Después de una temporada alejado de estas páginas virtuales, regreso con el
compromiso de que no falten los artículos y con una disculpa por la tardanza
del regreso. Pero, además, regreso con el placer del crecimiento del cine mexicano
en las últimas semanas, de la presencia, cada vez más fuerte, de películas
nacionales que están apoderándose de las pantallas de nuestro país con
historias de todo tipo, de todo género y que nos hacen levantar la mano para la
generación de una industria importante. Cada semana, en el radio, me toca
platicar con ustedes de algún estreno nacional, de una filmación en proceso o
de algún premio que el cine mexicano está consiguiendo internacionalmente.
Apenas hace un par de días
se liberó la noticia de que la película La Jaula de Oro se ha convertido en la
cinta nacional con más premios alrededor del mundo con casi 50 de ellos. Y no
es para menos pues la película es una de las más grandes joyas de nuestra
cinematografía desde cualquier punto y perspectiva desde la que se vea. Y, con
todo esto, la pregunta sigue siendo la misma: ¿Por qué en la cartelera le fue
tan mal y duró tan poco? ¿Cómo hacerle para convencer a un público ávido de
cine –como lo ha demostrado la taquilla constante- de que vea más cine mexicano
de fondo y con fondo? ¿Es acaso una falta de confianza natural de nuestros
propios productos? ¿Es, por decirlo claramente, un franco malinchismo? ¿Será
que nuestro público es el más grande lastre de la industria cinematográfica
nacional? ¿Es acaso una batalla perdida que tiene causas más profundas que los
títulos de las marquesinas?
Son preguntas sólidas y
llenas de una absoluta ignorancia para contestarla, aunque, también, llenas de
sospecha de que sean ciertas. Hoy se estrena una nueva prueba de fuego para el
cine mexicano pues, a pesar del éxito probado de la cinta de terror KM 31, no
podemos evitar recordar que también hablamos de una cinta de hace muchísimos
años y que no ha habido un seguimiento a la creación de este género tan querido
por el público nacional. Se estrena Más Negro que la Noche, un remake de uno de
los grandes clásicos del cine nacional dirigido en 1975 por Carlos Enrique
Taboada y protagonizado por Helena Rojo, Susana Dosamantes, Claudia Islas y una
muy joven Lucía Méndez. Hoy, de la mano de José María Torre como su productor y
Henry Bedwell en la silla del director tienen un doble reto enfrente: hacerle
honor a la película original, una de las grandes del género en nuestro cine y
presentarse como la primera película nacional filmada enteramente en 3D.

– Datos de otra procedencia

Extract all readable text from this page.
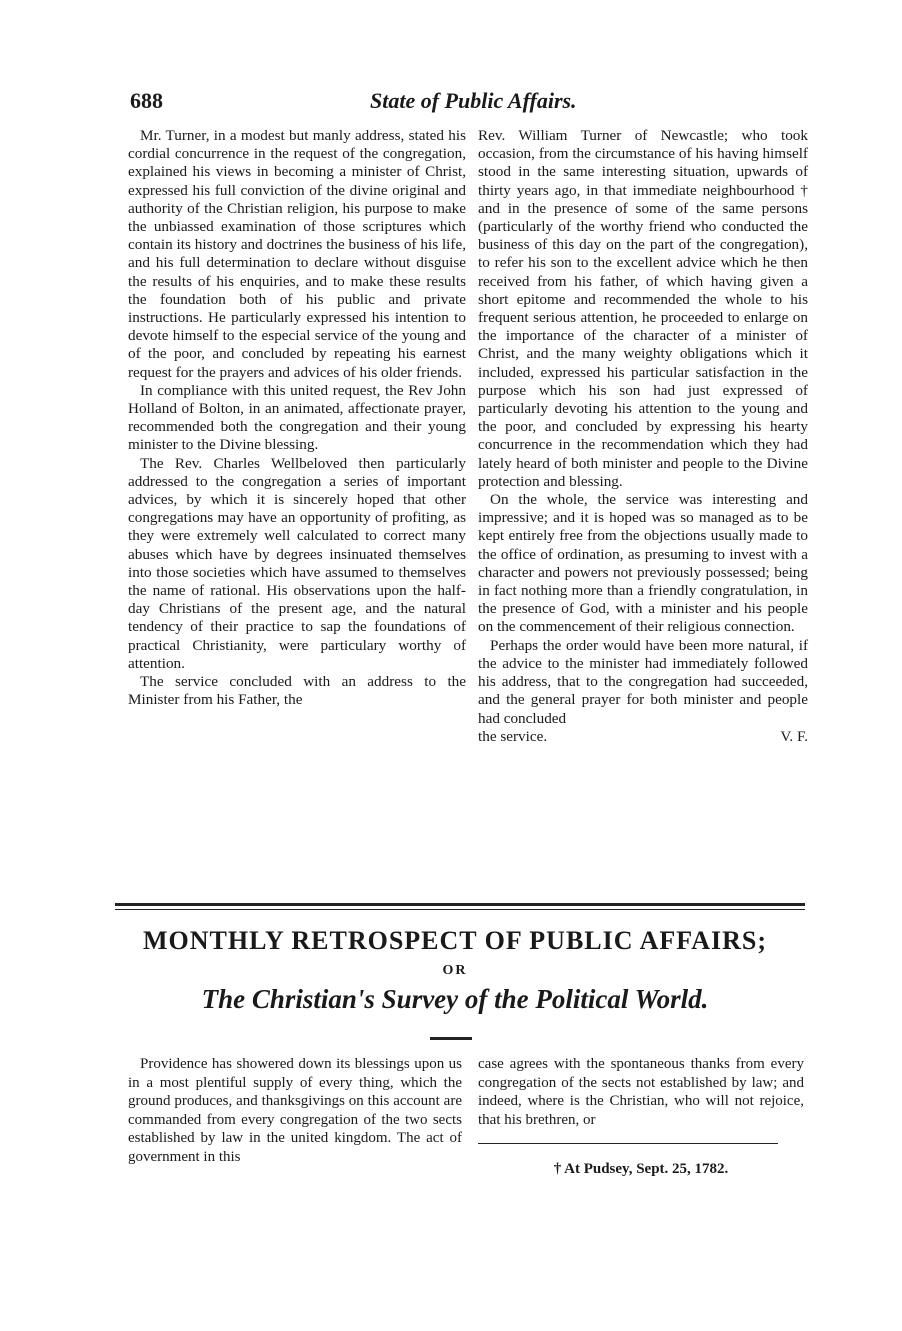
688	State of Public Affairs.

Mr. Turner, in a modest but manly address, stated his cordial concurrence in the request of the congregation, explained his views in becoming a minister of Christ, expressed his full conviction of the divine original and authority of the Christian religion, his purpose to make the unbiassed examination of those scriptures which contain its history and doctrines the business of his life, and his full determination to declare without disguise the results of his enquiries, and to make these results the foundation both of his public and private instructions. He particularly expressed his intention to devote himself to the especial service of the young and of the poor, and concluded by repeating his earnest request for the prayers and advices of his older friends.

In compliance with this united request, the Rev John Holland of Bolton, in an animated, affectionate prayer, recommended both the congregation and their young minister to the Divine blessing.

The Rev. Charles Wellbeloved then particularly addressed to the congregation a series of important advices, by which it is sincerely hoped that other congregations may have an opportunity of profiting, as they were extremely well calculated to correct many abuses which have by degrees insinuated themselves into those societies which have assumed to themselves the name of rational. His observations upon the half-day Christians of the present age, and the natural tendency of their practice to sap the foundations of practical Christianity, were particulary worthy of attention.

The service concluded with an address to the Minister from his Father, the

Rev. William Turner of Newcastle; who took occasion, from the circumstance of his having himself stood in the same interesting situation, upwards of thirty years ago, in that immediate neighbourhood † and in the presence of some of the same persons (particularly of the worthy friend who conducted the business of this day on the part of the congregation), to refer his son to the excellent advice which he then received from his father, of which having given a short epitome and recommended the whole to his frequent serious attention, he proceeded to enlarge on the importance of the character of a minister of Christ, and the many weighty obligations which it included, expressed his particular satisfaction in the purpose which his son had just expressed of particularly devoting his attention to the young and the poor, and concluded by expressing his hearty concurrence in the recommendation which they had lately heard of both minister and people to the Divine protection and blessing.

On the whole, the service was interesting and impressive; and it is hoped was so managed as to be kept entirely free from the objections usually made to the office of ordination, as presuming to invest with a character and powers not previously possessed; being in fact nothing more than a friendly congratulation, in the presence of God, with a minister and his people on the commencement of their religious connection.

Perhaps the order would have been more natural, if the advice to the minister had immediately followed his address, that to the congregation had succeeded, and the general prayer for both minister and people had concluded

the service.	V. F.
MONTHLY RETROSPECT OF PUBLIC AFFAIRS;
OR
The Christian's Survey of the Political World.

Providence has showered down its blessings upon us in a most plentiful supply of every thing, which the ground produces, and thanksgivings on this account are commanded from every congregation of the two sects established by law in the united kingdom. The act of government in this

case agrees with the spontaneous thanks from every congregation of the sects not established by law; and indeed, where is the Christian, who will not rejoice, that his brethren, or

† At Pudsey, Sept. 25, 1782.
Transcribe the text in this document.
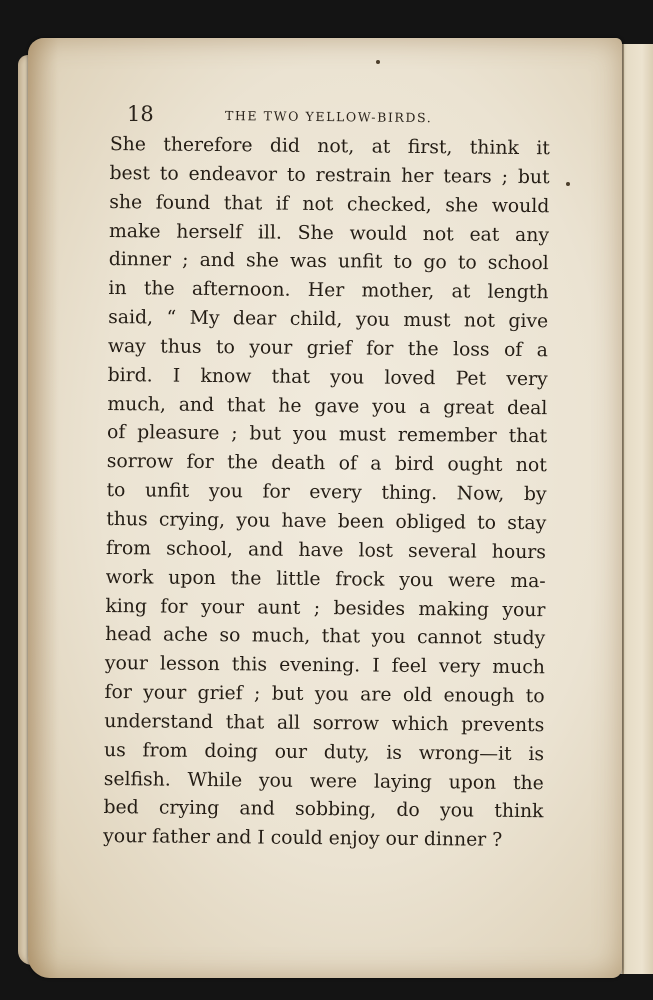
18	THE TWO YELLOW-BIRDS.
She therefore did not, at first, think it
best to endeavor to restrain her tears ; but
she found that if not checked, she would
make herself ill. She would not eat any
dinner ; and she was unfit to go to school
in the afternoon. Her mother, at length
said, “ My dear child, you must not give
way thus to your grief for the loss of a
bird. I know that you loved Pet very
much, and that he gave you a great deal
of pleasure ; but you must remember that
sorrow for the death of a bird ought not
to unfit you for every thing. Now, by
thus crying, you have been obliged to stay
from school, and have lost several hours
work upon the little frock you were ma-
king for your aunt ; besides making your
head ache so much, that you cannot study
your lesson this evening. I feel very much
for your grief ; but you are old enough to
understand that all sorrow which prevents
us from doing our duty, is wrong—it is
selfish. While you were laying upon the
bed crying and sobbing, do you think
your father and I could enjoy our dinner ?
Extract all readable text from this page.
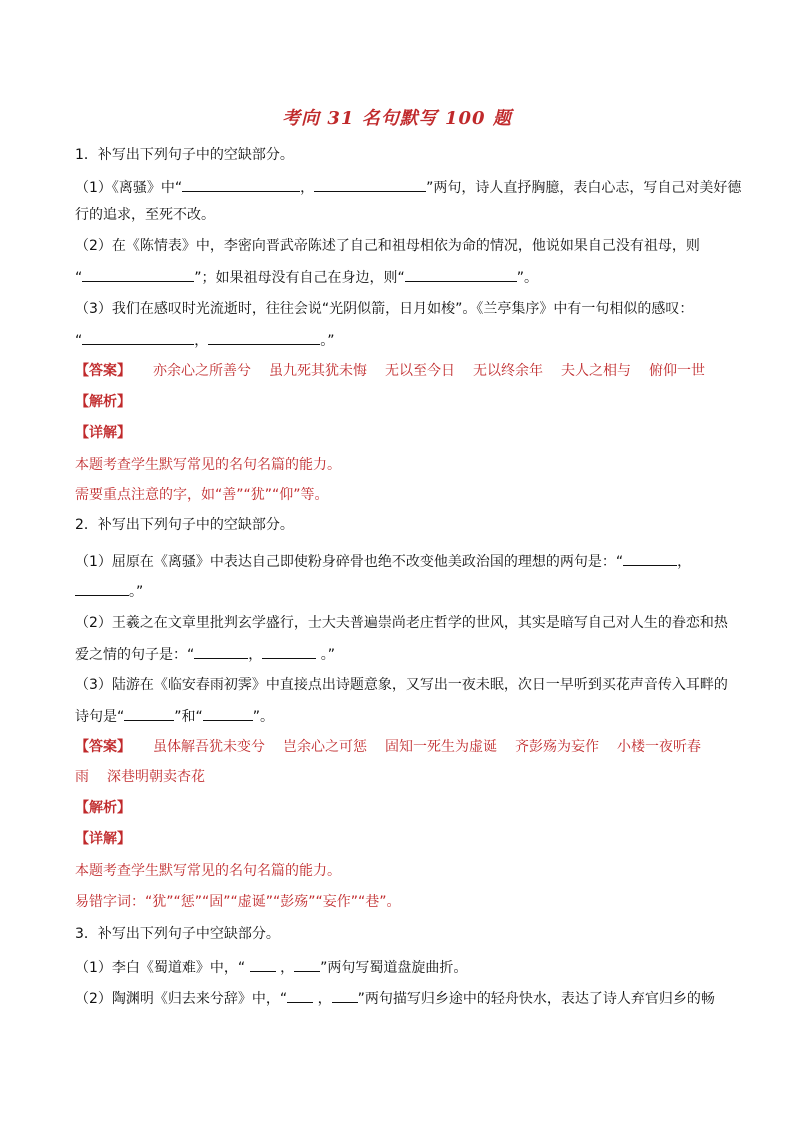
考向 31 名句默写 100 题
1．补写出下列句子中的空缺部分。
（1）《离骚》中“	，	”两句，诗人直抒胸臆，表白心志，写自己对美好德
行的追求，至死不改。
（2）在《陈情表》中，李密向晋武帝陈述了自己和祖母相依为命的情况，他说如果自己没有祖母，则
“	”；如果祖母没有自己在身边，则“	”。
（3）我们在感叹时光流逝时，往往会说“光阴似箭，日月如梭”。《兰亭集序》中有一句相似的感叹：
“	，	。”
【答案】 亦余心之所善兮 虽九死其犹未悔 无以至今日 无以终余年 夫人之相与 俯仰一世
【解析】
【详解】
本题考查学生默写常见的名句名篇的能力。
需要重点注意的字，如“善”“犹”“仰”等。
2．补写出下列句子中的空缺部分。
（1）屈原在《离骚》中表达自己即使粉身碎骨也绝不改变他美政治国的理想的两句是：“	，
。”
（2）王羲之在文章里批判玄学盛行，士大夫普遍崇尚老庄哲学的世风，其实是暗写自己对人生的眷恋和热
爱之情的句子是：“	，	。”
（3）陆游在《临安春雨初霁》中直接点出诗题意象，又写出一夜未眠，次日一早听到买花声音传入耳畔的
诗句是“	”和“	”。
【答案】 虽体解吾犹未变兮 岂余心之可惩 固知一死生为虚诞 齐彭殇为妄作 小楼一夜听春
雨 深巷明朝卖杏花
【解析】
【详解】
本题考查学生默写常见的名句名篇的能力。
易错字词：“犹”“惩”“固”“虚诞”“彭殇”“妄作”“巷”。
3．补写出下列句子中空缺部分。
（1）李白《蜀道难》中，“  ， ”两句写蜀道盘旋曲折。
（2）陶渊明《归去来兮辞》中，“ ， ”两句描写归乡途中的轻舟快水，表达了诗人弃官归乡的畅
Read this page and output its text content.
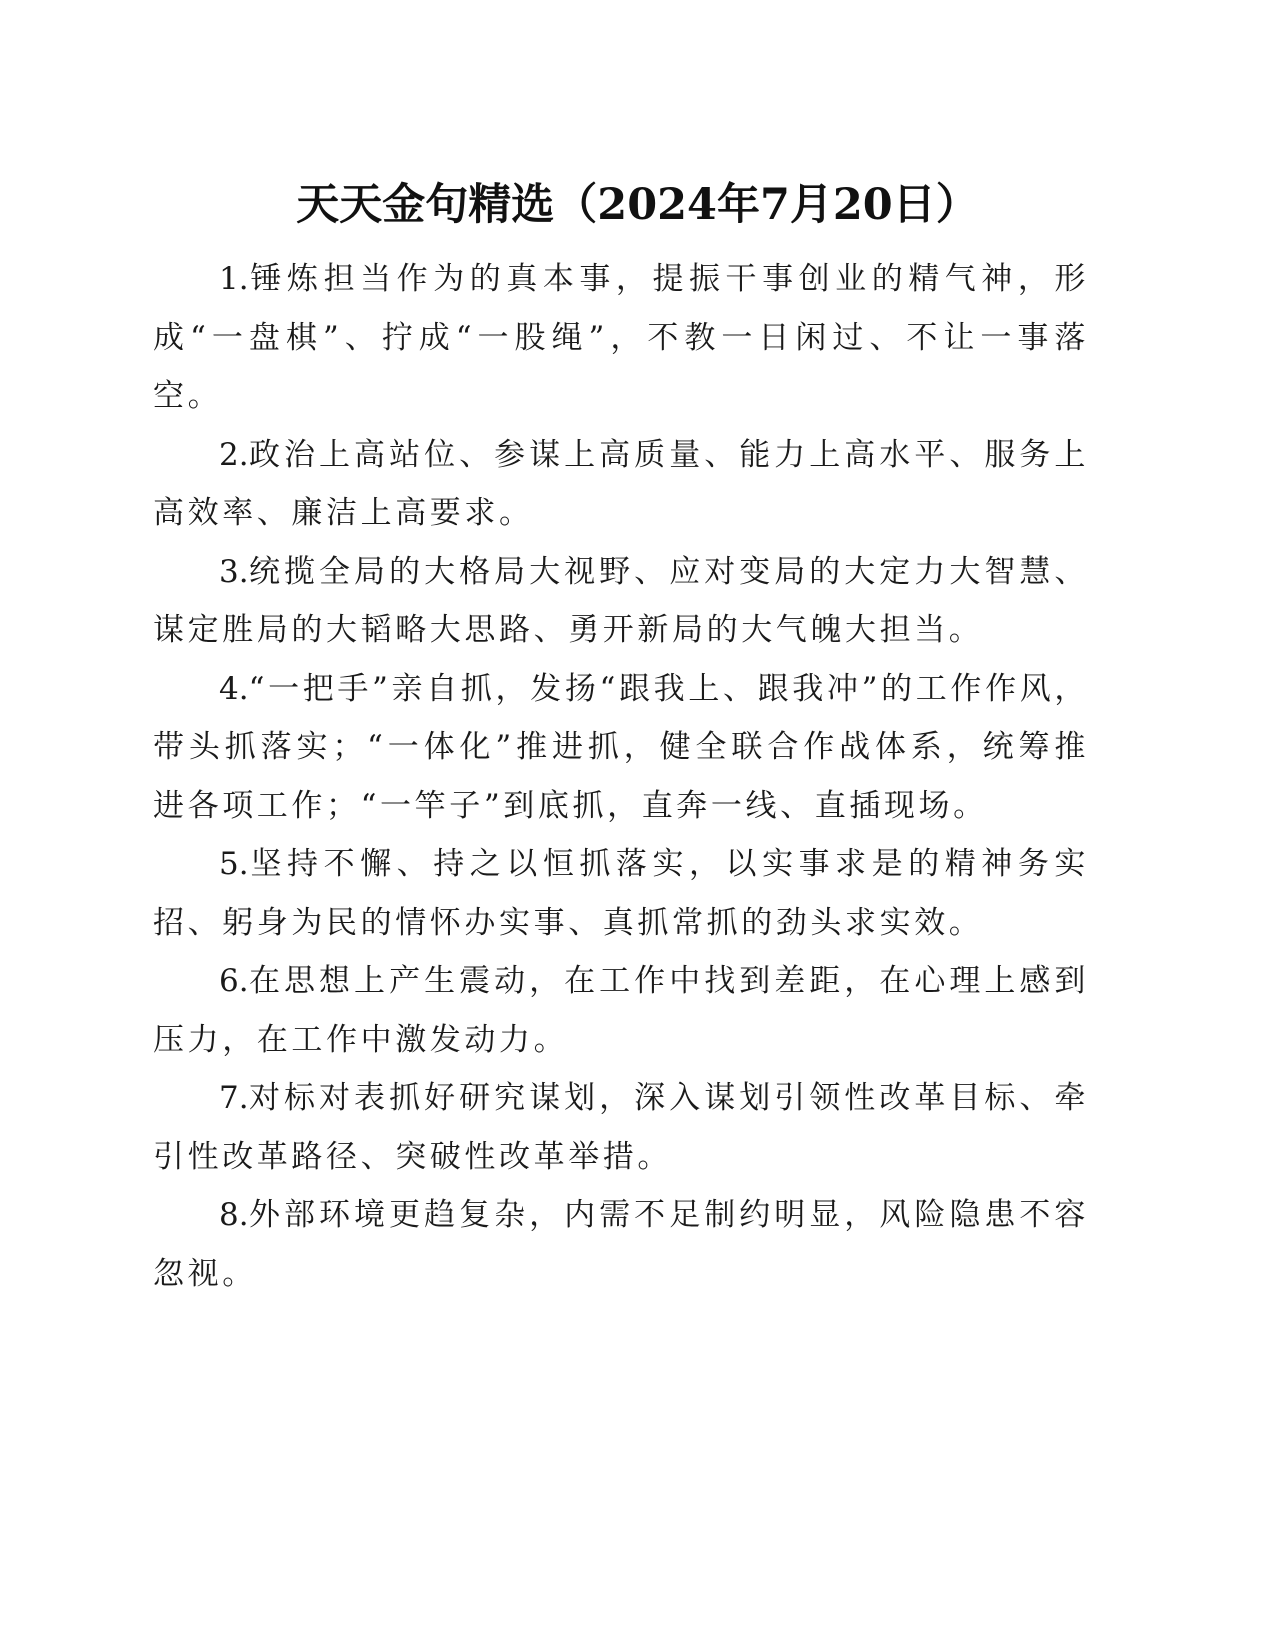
天天金句精选（2024年7月20日）

1.锤炼担当作为的真本事，提振干事创业的精气神，形成“一盘棋”、拧成“一股绳”，不教一日闲过、不让一事落空。

2.政治上高站位、参谋上高质量、能力上高水平、服务上高效率、廉洁上高要求。

3.统揽全局的大格局大视野、应对变局的大定力大智慧、谋定胜局的大韬略大思路、勇开新局的大气魄大担当。

4.“一把手”亲自抓，发扬“跟我上、跟我冲”的工作作风，带头抓落实；“一体化”推进抓，健全联合作战体系，统筹推进各项工作；“一竿子”到底抓，直奔一线、直插现场。

5.坚持不懈、持之以恒抓落实，以实事求是的精神务实招、躬身为民的情怀办实事、真抓常抓的劲头求实效。

6.在思想上产生震动，在工作中找到差距，在心理上感到压力，在工作中激发动力。

7.对标对表抓好研究谋划，深入谋划引领性改革目标、牵引性改革路径、突破性改革举措。

8.外部环境更趋复杂，内需不足制约明显，风险隐患不容忽视。
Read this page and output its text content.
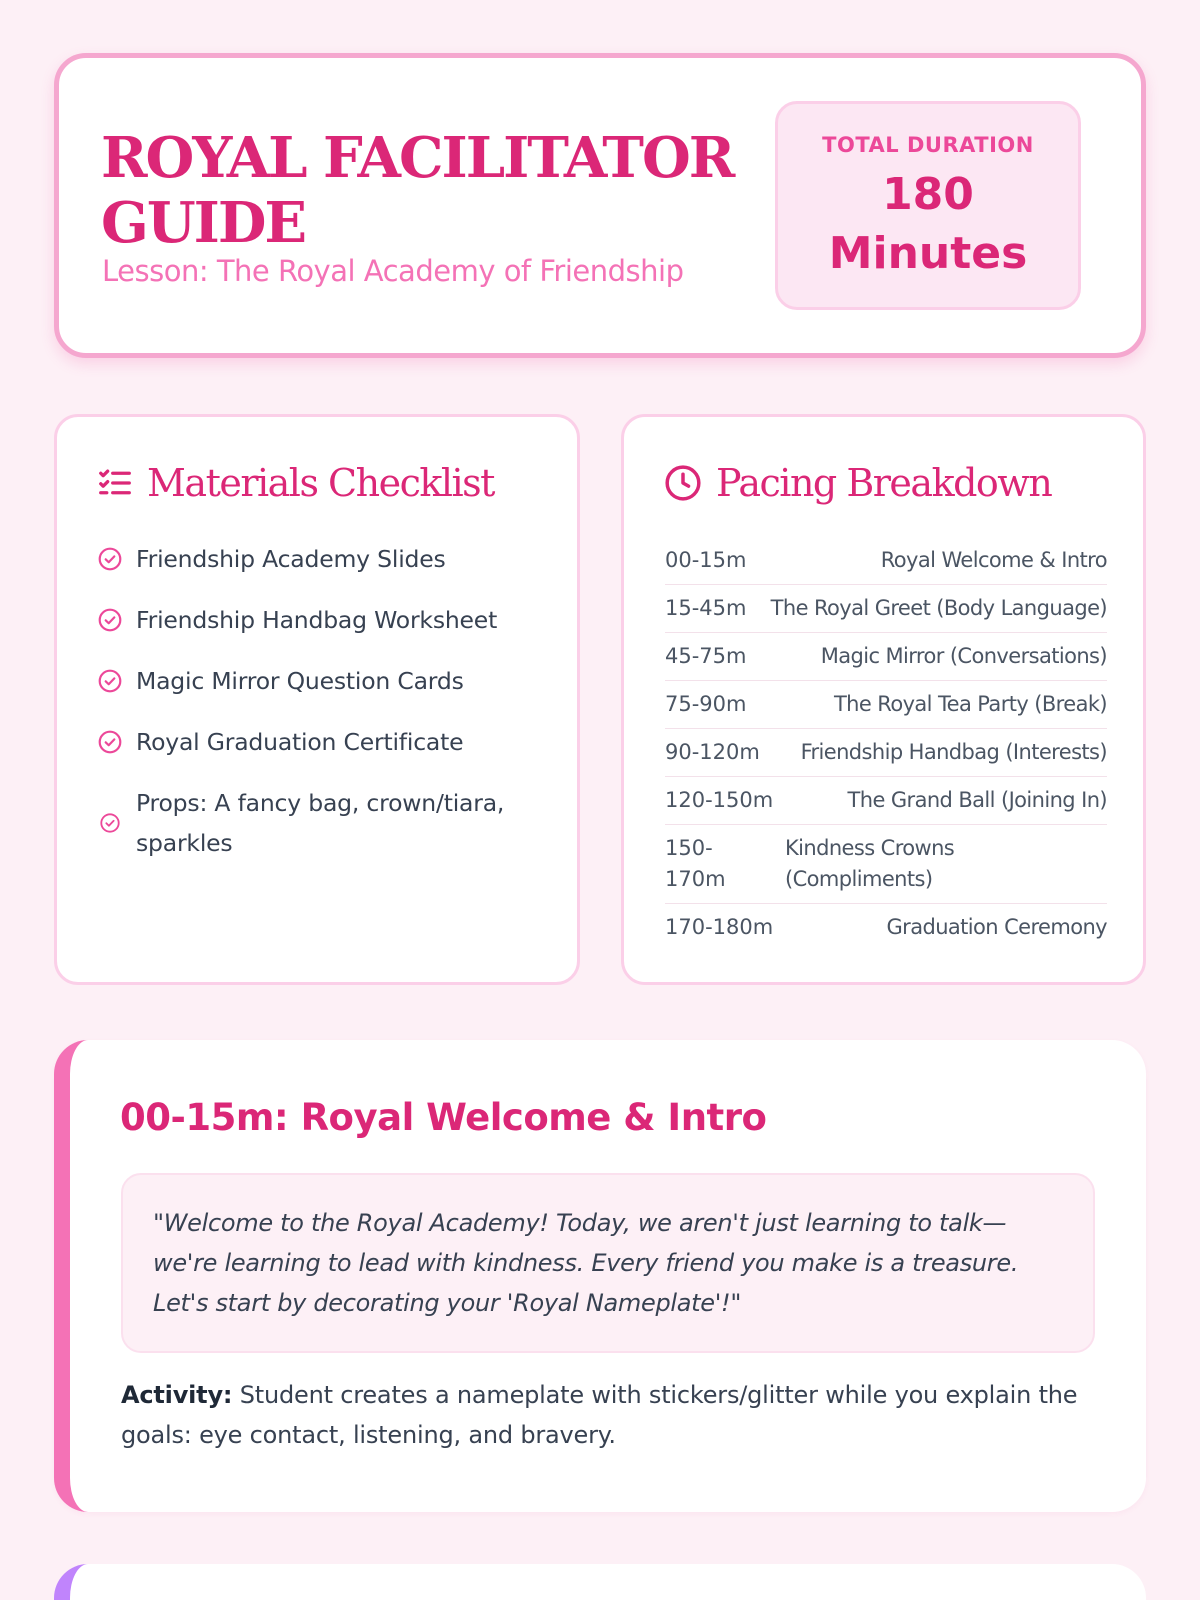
ROYAL FACILITATOR GUIDE
Lesson: The Royal Academy of Friendship
TOTAL DURATION
180 Minutes
Materials Checklist
Friendship Academy Slides
Friendship Handbag Worksheet
Magic Mirror Question Cards
Royal Graduation Certificate
Props: A fancy bag, crown/tiara, sparkles
Pacing Breakdown
00-15m	Royal Welcome & Intro
15-45m The Royal Greet (Body Language)
45-75m	Magic Mirror (Conversations)
75-90m	The Royal Tea Party (Break)
90-120m Friendship Handbag (Interests)
120-150m	The Grand Ball (Joining In)
150-170m
Kindness Crowns (Compliments)
170-180m	Graduation Ceremony
00-15m: Royal Welcome & Intro

"Welcome to the Royal Academy! Today, we aren't just learning to talk—we're learning to lead with kindness. Every friend you make is a treasure. Let's start by decorating your 'Royal Nameplate'!"

Activity: Student creates a nameplate with stickers/glitter while you explain the goals: eye contact, listening, and bravery.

¿Por qué es importante esto
último? Porque habla del riesgo, de la aventura y de la falta de miedo y
prejuicios desde la silla del director y de los productores para seguir dándole
a las marquesinas de nuestro país un cine bien hecho, con la artesanía que se
merece nuestra industria y con el respeto para el público que representa
realizar este tipo de cintas. Ahora le toca al público. Es hora de que nuestro
público comience a responder, porque la cinta cumple cabalmente con la calidad.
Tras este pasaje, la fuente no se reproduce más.